Propos recueillis par Jacques Besnard
Quand Jean-Yves Lafesse nous racontait son amour du foot

L'immense Jean-Yves Lafesse s'est éteint à l'âge de 64 ans. En 2016, il nous avait accordé un entretien 100% foot. Dans lequel on apprenait, entre autres, que le choix de son nom de scène était intimement lié au football.

Mes fils, il y en a un qui veut être le futur Neuer du Bayern et l’autre le futur Griezmann.

Salut Jean-Yves. Bon, d’abord, il paraît que vous êtes un vrai fan de foot.En Bretagne, on naît sur un vélo et un ballon au pied. Je suis un fana de foot depuis que je suis tout petit, évidemment. Je mate cinq ou six matchs par semaine quand même. Les matchs du dimanche soir, les matchs de l’Atlético, les Clásicos, le Bayern avec mes fils. Il y en a un qui veut d’ailleurs être le futur Neuer du Bayern et l’autre le futur Griezmann. Ils ont huit et dix ans et ils jouent déjà au foot à Paris. (Il se tourne vers ses gosses, NDLR.) Tu veux toujours être goal du Bayern, toi ? À huit ans, il veut jouer soit au Bayern ou à Rennes. Celui de dix ans, c’est soit attaquant à l’Atlético soit à la Juve, soit à Rennes…

Pourquoi Rennes, du coup ? Vous les avez emmenés au stade ?Non, mais ils aiment Gourcuff. Je les ai nourris en regardant les matchs où Yoann jouait. Sans déconner, quand tu le voyais en forme, que ce soit à Bordeaux, à Lyon au début, en équipe de France, c’était un joueur qui avait de la classe. Et puis, il avait dédicacé son maillot à mon fils après le match contre le Dinamo Zagreb quand ils avaient gagné 7-1. On voit vite que c’est un mec timide, introverti, mais il a l’œil qui brille, il aime bien se marrer, il a une double casquette.


Vous étiez quel genre de joueur ?J’ai joué au Stade pontivyen jusqu’à seize ans, puis j’ai arrêté quand je suis parti en Afrique.
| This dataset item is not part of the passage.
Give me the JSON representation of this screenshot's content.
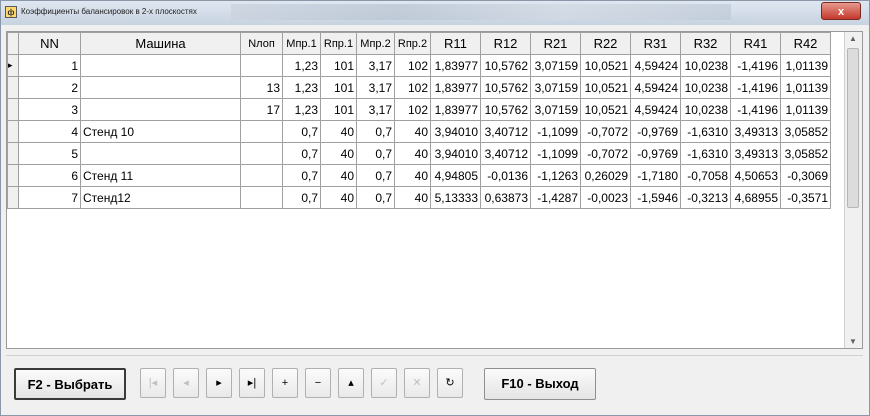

J’étais arrière droit. À l’époque, on nous déconseillait de monter. Il n’y avait pas la conception du latéral qui était si offensif. On devait être prêts à aller à l’impact pour bloquer l’ailier gauche, cantonné à défendre. C’était très primaire.

C’est vrai que votre pseudo vient du fait que vous aviez marqué le seul but de votre carrière de la fesse ?Oui, Lafesse, ça vient d’un but que j’avais marqué. Sur un corner, je suis monté et j’ai marqué le but de la victoire (1-0) contre Plouay ou Plouray, je ne sais plus… Je me troue sur la reprise de volée, complètement. Geste magnifique, le grand écart en extension et tout. Mais le ballon touche ma fesse gauche. Et but…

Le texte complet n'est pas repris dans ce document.